A new report on geographical inequalities in the UK from the Institute for Fiscal Studies (IFS) underlines yet again the flimsy thinking behind the government’s “levelling up” big talk. New output from the revered researchers looks at patterns of wealth and income across the UK and how they have changed during this century. Lo and behold, the picture they paint bears only limited resemblance to populist rhetoric about a problematic “rich London” and a so-called “north-south divide”.
The report’s authors, Sarthak Agrawal and David Phillips, explore a range of data, measuring inequalities across the country in different ways. Taking London as a whole, they find, for example, that although economic productivity and earnings are “a third to half higher than the UK average”, median household incomes after housing costs (AHC) are taken into account are only one per cent higher.

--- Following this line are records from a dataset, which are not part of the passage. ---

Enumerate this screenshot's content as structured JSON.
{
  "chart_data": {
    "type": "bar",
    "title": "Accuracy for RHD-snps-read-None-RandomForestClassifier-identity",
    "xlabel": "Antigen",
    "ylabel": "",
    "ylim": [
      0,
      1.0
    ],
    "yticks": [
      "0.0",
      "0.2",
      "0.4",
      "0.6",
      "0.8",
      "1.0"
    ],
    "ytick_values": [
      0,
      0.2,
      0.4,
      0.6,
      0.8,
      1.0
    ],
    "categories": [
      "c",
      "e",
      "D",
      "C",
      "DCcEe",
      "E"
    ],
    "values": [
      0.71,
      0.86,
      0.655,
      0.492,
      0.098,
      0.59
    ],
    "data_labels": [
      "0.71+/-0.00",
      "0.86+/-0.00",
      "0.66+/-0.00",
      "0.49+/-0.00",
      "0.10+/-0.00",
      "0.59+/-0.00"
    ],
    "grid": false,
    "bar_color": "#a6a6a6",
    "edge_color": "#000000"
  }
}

Another regional comparison shows that AHC income inequality between London and rest of the UK has actually lessened since 2002: by that measure, median household income in London has gone up by six per cent in that time compared with 13 per cent in the rest of the UK – a pattern the researchers says “is evident both before and after” the recession that hit in 2007/8.
Again, it’s housing costs that have made the big difference. A greater proportion of Londoners rent their homes than counterparts elsewhere do, and rising rent levels have claimed a relatively bigger slice of their incomes. Also, the soaring cost of buying a home has meant that Londoners have had to take out bigger mortgages. A flip side of that, of course, is that the high value of London property has meant regional inequalities in terms of wealth – as distinct from incomes – have, on the whole, widened.
But, of course, far from every Londoner is a home owner, and only some of those who are don’t have a mortgage. Which brings us to inequalities within regions of the UK, rather than between them. The IFS researchers alert us to the great significance of what it calls these “local inequalities” across the country. These are “even larger than inequalities between regions,” they write, and “especially in London and the South East”.
A vivid example is provided by the difference between median full-time earnings in the London borough of Kensington & Chelsea and the rest of the country and that between the London borough of Barking & Dagenham and the rest of the country: in the case of the former, they are 53 per cent higher than the UK average; in the case of the latter, they are three per cent lower. And, as the IFS has shown us before, London’s poverty rates are shocking: measured AHC, 28 per cent of us live in poverty compared with 22 per cent across the UK as a whole.
The above are just the headline findings from a report that runs to over 30 pages and sets out the many factors the government should take into account as it “seeks to turn ‘levelling up’ from a soundbite into actionable policy”. We wait with bated breath.